The trend is towards bank branch closures, and we tend to see that more in areas of deprivation and of the greatest need. Given that in these areas people often face high interest rate alternatives, does my hon. Friend think that we should hear more from the Government about how they intend to create more responsible finance options in areas where bank branch closures are happening—such as more support for credit unions and for community banks, of which there are a number in the UK?
My hon. Friend has a long, proud and honourable history of working within the co-operative movement, and he is an expert in this area. I intend to touch briefly on the role of credit unions as I progress through my speech.
Let me return to the problems faced by pensioners in accessing bank branches. I realise that this is not necessarily the responsibility of the Minister who is present, but at the same time as branch closures in the satellite districts are forcing people into the town centre, privatised bus companies are cutting the bus services on which pensioners rely more than any other group in society, this making it even harder for them to make that journey into the centre.
It is clear that local post offices have taken up some of the demand. Members, both current and previous, have fought long and hard against the closure of those post offices, whose continued existence has been aided by their provision of banking services. I am pleased that they have that role, but it does not constitute a suitable total replacement,
I suspect that Members may criticise the banks for the manner in which they undertake their closure programmes. I, too, am critical of the seemingly hasty and often desperate way in which those programmes are conducted, based solely on cost-saving and with no eye to service. Today, however, I want to be positive, and to propose a new solution which I hope the Minister will consider.

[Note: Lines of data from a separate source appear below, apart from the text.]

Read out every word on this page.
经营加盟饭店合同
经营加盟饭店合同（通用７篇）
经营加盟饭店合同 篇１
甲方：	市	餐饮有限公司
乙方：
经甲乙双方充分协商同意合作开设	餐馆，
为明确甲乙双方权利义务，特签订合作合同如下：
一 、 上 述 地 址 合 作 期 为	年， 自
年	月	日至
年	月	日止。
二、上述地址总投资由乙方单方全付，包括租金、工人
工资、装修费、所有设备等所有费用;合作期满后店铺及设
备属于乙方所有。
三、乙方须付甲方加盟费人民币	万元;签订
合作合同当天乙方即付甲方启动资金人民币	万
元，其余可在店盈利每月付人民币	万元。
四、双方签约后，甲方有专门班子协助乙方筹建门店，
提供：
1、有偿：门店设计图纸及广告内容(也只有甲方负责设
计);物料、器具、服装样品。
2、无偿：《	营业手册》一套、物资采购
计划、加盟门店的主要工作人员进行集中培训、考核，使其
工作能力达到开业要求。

My suggestion is that high street banks should come together where they are closing branches to form local banking hubs. In other words, they should maintain provision on local high streets, as opposed to major town centre high streets, in shared premises and with shared costs. They could provide the automatic paying-in and cash withdrawal machines that we see in bank branches now, along with, perhaps, booths containing phones so that clients could contact bank call centres if necessary. As was suggested by the hon. Member for Rutherglen and Hamilton West (Margaret Ferrier), it might also be helpful if staff were present to assist.
I accept that there are technicalities to be resolved—who would employ the staff, and who would own or lease the properties?—but today I am concerned only with floating the principle, and, indeed, it is not my role to be prescriptive to the banks about the specific business model. It is possible that various models could be tried and tested, and I wish to offer Chester as a test bed where the banks could come together and provide a model community banking hub. Perhaps Chester’s credit union could be involved as well.
Let me therefore throw down the gauntlet, and challenge the banks to take my proposal seriously. I invite them to come to Chester—or Wells, or Aberystwyth—to set up a joint hub, and give it two years to see if it works. That is a serious offer, and I will help the banks to make a success of it in my patch. Either that, or they should stop using advertising that suggests that they are more human and accessible, while continuing to close local branches and make access harder. Banking is a private sector business, but it is also an essential service. A bank is an essential part of the local high street ecosystem. There must be no more cavalier closures of branches which, in turn, damage the local economy: banks are too important for that. In 2008, we learned that some big banks were—apparently— too big to fail. Perhaps the message today should be that some local banks are too important to local communities to be allowed to close.